Entre a depressao e a compulsao, houve ainda o desejo da morte. Se era este o caminho mais curto para o reencontro, porque nao optar por seguir meu pai no segundo em que ele partisse? Num momento de loucura, achei ter descoberto nessa opcao a resposta para nunca ter me deixado levar pela questao filhos. Aos quase trinta anos, minha existencia se resume a um trabalho mais estressante que gratificante, pai, mae, dois irmaos e um marido que tem assistido, impotente, minha rapida deterioracao a um estado de zumbi; com muito a fazer na pratica -- cuidar de todos os hiatos do dia a dia que venho negligenciando, como supermercado, faxina, louca, lavanderia -- mas pouco ou nenhum controle sobre meu estado sombrio de espirito. Sim, poucos danos seriam deixados para tras. Mas meu pai nao quereria isso, o que faz de meu futuro um descomunal ponto de interrogacao.


Por enquanto, me acomodo com os fones do iPod enterrados nos ouvidos, precariamente empoleirada em uma maca coberta por um colchao azul, esperando mais uma vez a abertura das portas brancas para o terceiro e ultimo turno de visitas do dia. Tento disfarcar as maos tremulas apertando uma na outra aa frente do corpo, mais uma vez me perguntando se as lagrimas de fato secaram para sempre.

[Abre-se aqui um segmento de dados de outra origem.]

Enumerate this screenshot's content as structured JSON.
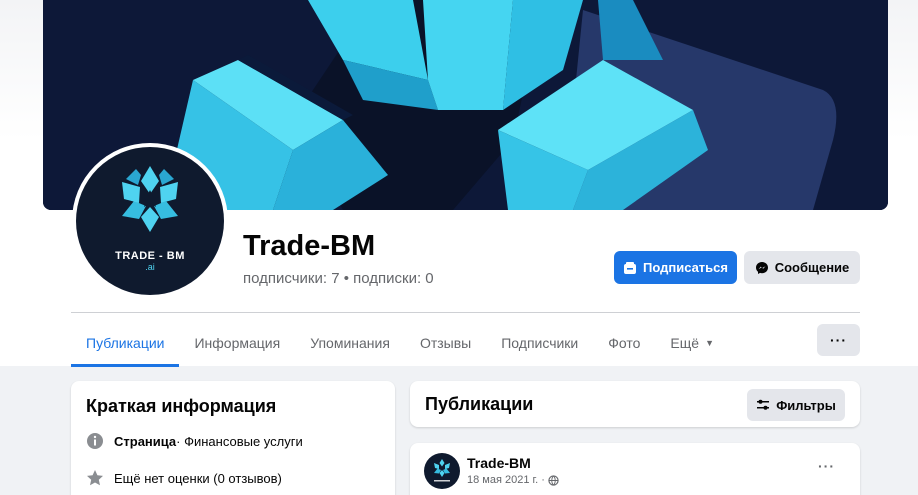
{
  "page": {
    "name": "Trade-BM",
    "stats": "подписчики: 7 • подписки: 0",
    "avatar_brand": "TRADE - BM",
    "avatar_brand_sub": ".ai"
  },
  "actions": {
    "subscribe_label": "Подписаться",
    "message_label": "Сообщение",
    "more_label": "···"
  },
  "tabs": [
    {
      "label": "Публикации",
      "active": true
    },
    {
      "label": "Информация"
    },
    {
      "label": "Упоминания"
    },
    {
      "label": "Отзывы"
    },
    {
      "label": "Подписчики"
    },
    {
      "label": "Фото"
    },
    {
      "label": "Ещё"
    }
  ],
  "intro": {
    "title": "Краткая информация",
    "category_prefix": "Страница",
    "category_value": " · Финансовые услуги",
    "rating_text": "Ещё нет оценки (0 отзывов)"
  },
  "publications": {
    "title": "Публикации",
    "filter_label": "Фильтры"
  },
  "post": {
    "author": "Trade-BM",
    "date": "18 мая 2021 г. ·",
    "more_label": "···"
  },
  "colors": {
    "accent": "#1b74e4",
    "cover_bg": "#0d1838",
    "cube": "#3fd0ee"
  },
  "icons": {
    "subscribe": "subscribe-icon",
    "message": "messenger-icon",
    "info": "info-icon",
    "star": "star-icon",
    "filter": "filter-icon",
    "globe": "globe-icon",
    "caret": "caret-down-icon"
  }
}
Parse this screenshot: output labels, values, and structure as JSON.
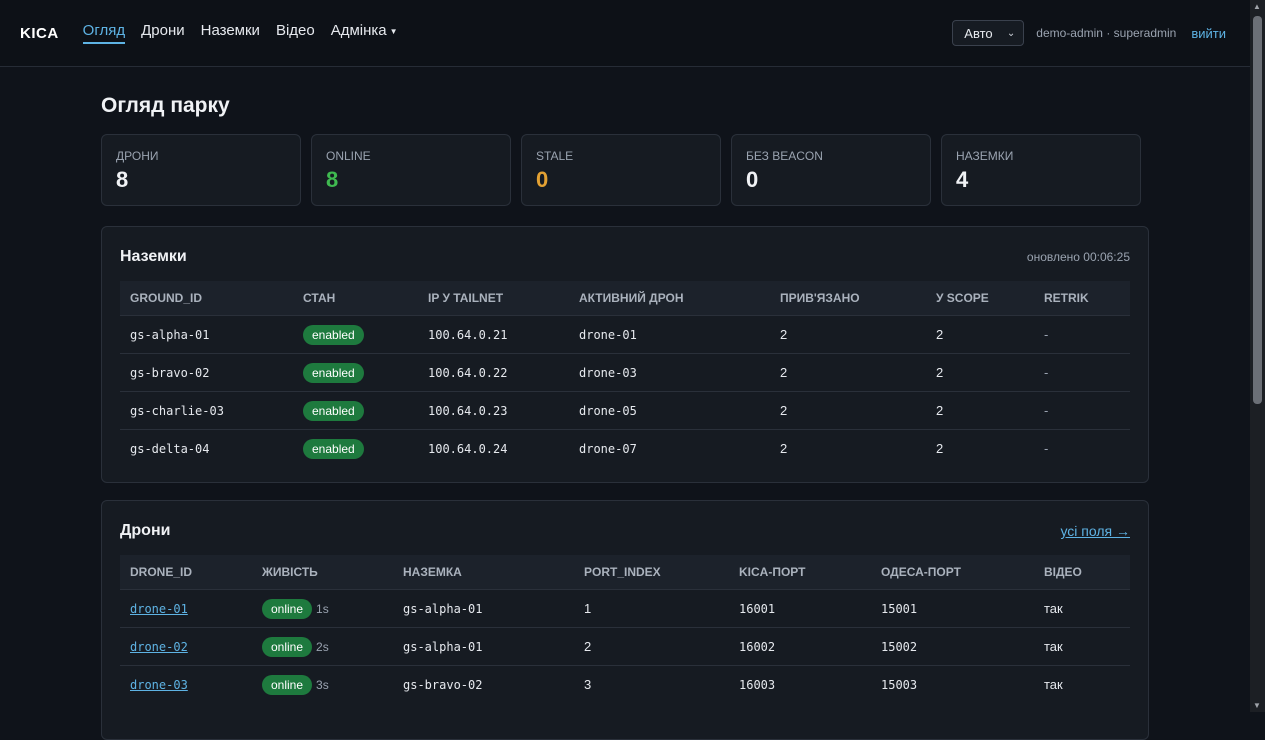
{
  "nav": {
    "brand": "KICA",
    "links": [
      {
        "label": "Огляд"
      },
      {
        "label": "Дрони"
      },
      {
        "label": "Наземки"
      },
      {
        "label": "Відео"
      },
      {
        "label": "Адмінка"
      }
    ],
    "theme_select": "Авто",
    "user": "demo-admin · superadmin",
    "logout": "вийти"
  },
  "page_title": "Огляд парку",
  "stats": [
    {
      "label": "ДРОНИ",
      "value": "8"
    },
    {
      "label": "ONLINE",
      "value": "8",
      "color": "#3fb950"
    },
    {
      "label": "STALE",
      "value": "0",
      "color": "#e3a133"
    },
    {
      "label": "БЕЗ BEACON",
      "value": "0"
    },
    {
      "label": "НАЗЕМКИ",
      "value": "4"
    }
  ],
  "grounds": {
    "title": "Наземки",
    "updated": "оновлено 00:06:25",
    "columns": [
      "GROUND_ID",
      "СТАН",
      "IP У TAILNET",
      "АКТИВНИЙ ДРОН",
      "ПРИВ'ЯЗАНО",
      "У SCOPE",
      "RETRIK"
    ],
    "rows": [
      {
        "id": "gs-alpha-01",
        "state": "enabled",
        "ip": "100.64.0.21",
        "drone": "drone-01",
        "bound": "2",
        "scope": "2",
        "retrik": "-"
      },
      {
        "id": "gs-bravo-02",
        "state": "enabled",
        "ip": "100.64.0.22",
        "drone": "drone-03",
        "bound": "2",
        "scope": "2",
        "retrik": "-"
      },
      {
        "id": "gs-charlie-03",
        "state": "enabled",
        "ip": "100.64.0.23",
        "drone": "drone-05",
        "bound": "2",
        "scope": "2",
        "retrik": "-"
      },
      {
        "id": "gs-delta-04",
        "state": "enabled",
        "ip": "100.64.0.24",
        "drone": "drone-07",
        "bound": "2",
        "scope": "2",
        "retrik": "-"
      }
    ]
  },
  "drones": {
    "title": "Дрони",
    "all_fields": "усі поля →",
    "columns": [
      "DRONE_ID",
      "ЖИВІСТЬ",
      "НАЗЕМКА",
      "PORT_INDEX",
      "KICA-ПОРТ",
      "ОДЕСА-ПОРТ",
      "ВІДЕО"
    ],
    "rows": [
      {
        "id": "drone-01",
        "status": "online",
        "age": "1s",
        "ground": "gs-alpha-01",
        "port_index": "1",
        "kica_port": "16001",
        "odesa_port": "15001",
        "video": "так"
      },
      {
        "id": "drone-02",
        "status": "online",
        "age": "2s",
        "ground": "gs-alpha-01",
        "port_index": "2",
        "kica_port": "16002",
        "odesa_port": "15002",
        "video": "так"
      },
      {
        "id": "drone-03",
        "status": "online",
        "age": "3s",
        "ground": "gs-bravo-02",
        "port_index": "3",
        "kica_port": "16003",
        "odesa_port": "15003",
        "video": "так"
      }
    ]
  }
}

E a ultima frase da musica chama minha atencao como uma chicotada:


"Cause everything, everything ends..."

Um comentário:

BETA FERNANDES disse...

Amiga, deixa eu te contar uma coisa? eu sei muito bem o andas sentindo. Sou capaz de fechar os olhos e narrar toda a cena que passei quando meu irmão se foi repentina e precocemente. Se parar direitinho consigo sentir até o cheiro forte daquele dia ...
valeimeeeedeus :-(
Mas desse mesmo jeito é que nunca vou esquecer sua presença quando segurei pela primeira vez a miha filha nos braços e você estava lá ao meu lado... Quanta alegria sem tamanho, quanto amor, quanta emoção...

E deixa eu te falar? É assim a vida, Amiga, a gente se recorda sempre de todos os detalhes do que é bom e é ruim. E que bom que é assim, né não????...

Tenho rezado todas as horas que lembro, por você, por seu pai e sua familia. Pedindo com simplicidade que Deus te conforte hoje e sempre. E na minha humilde condicoes que "colega de trabalho" e acima de tudo AMIGA por toda vida te oferecei sempre meu ombro amigo para chorar sempre que necessário.

Faça sempre aquilo que te falei tente acordar TODOS os dias em nome do amor dos filhos que tenho certeza um dia você terá.